Which US states allow open scoring?

Kansas and Colorado. Wyoming has indicated it would approve a request if a promoter ever made one, and New Mexico decides case by case, so availability still depends on where an event takes place.

Do fighters coast when they know they are ahead?

Research says no. A 2025 study of UFC data found no systematic drop in activity from leading fighters, though trailing fighters do change how they chase a win.

Is open scoring the same as live scoring?

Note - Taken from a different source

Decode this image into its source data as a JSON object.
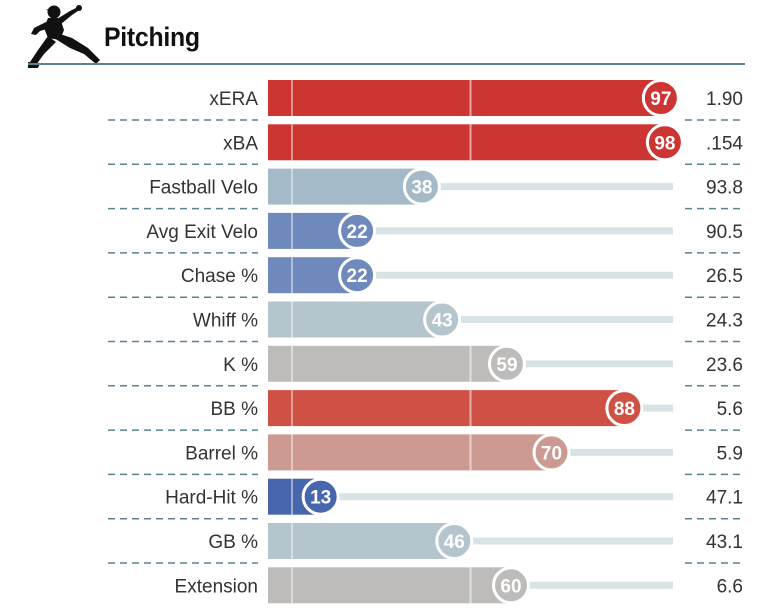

No. Live or fan scoring collects unofficial scores from viewers through apps and carries no weight in the result, while open scoring means the official judges’ cards are disclosed during the fight.


Sources

  1. ESPN. “Invicta FC debuts open-scoring, called ‘a step up for the MMA world’.” Accessed July 8, 2026.
    https://www.espn.com/mma/story//id/28854870/invicta-fc-debuts-open-scoring-called-step-mma-world
  2. ESPN. “How Kansas and Invicta FC brought the idea of open scoring in MMA to life.” Accessed July 8, 2026.
    https://www.espn.com/mma/story//id/28878976/how-kansas-invicta-fc-brought-idea-open-scoring-mma-life
  3. ESPN. “Colorado adopts open scoring for boxing and MMA bouts.” Accessed July 8, 2026.
    https://www.espn.com/mma/story/_/id/32389070/colorado-adopts-open-scoring-boxing-mma-bouts
  4. Uncrowned via Yahoo Sports. “Do MMA fighters coast to victory with open scoring? New study says no.” Accessed July 8, 2026.
    https://sports.yahoo.com/mma/article/do-mma-fighters-coast-to-victory-with-open-scoring-new-study-says-no-140017234.html
  5. Gift, Paul. Study of open scoring and fighter behavior. Journal of Sports Analytics, 2025. Accessed July 8, 2026.
    https://journals.sagepub.com/doi/10.1177/22150218251346419
  6. BoxingNews.com via Yardbarker. “Should The UFC Have Open Scoring?” Accessed July 8, 2026.
    https://www.yardbarker.com/mma/articles/should_the_ufc_have_open_scoring/s1_17349_40632028
  7. Evolve Daily. “The Big Debate: Should MMA Adopt Open Scoring?” Accessed July 8, 2026.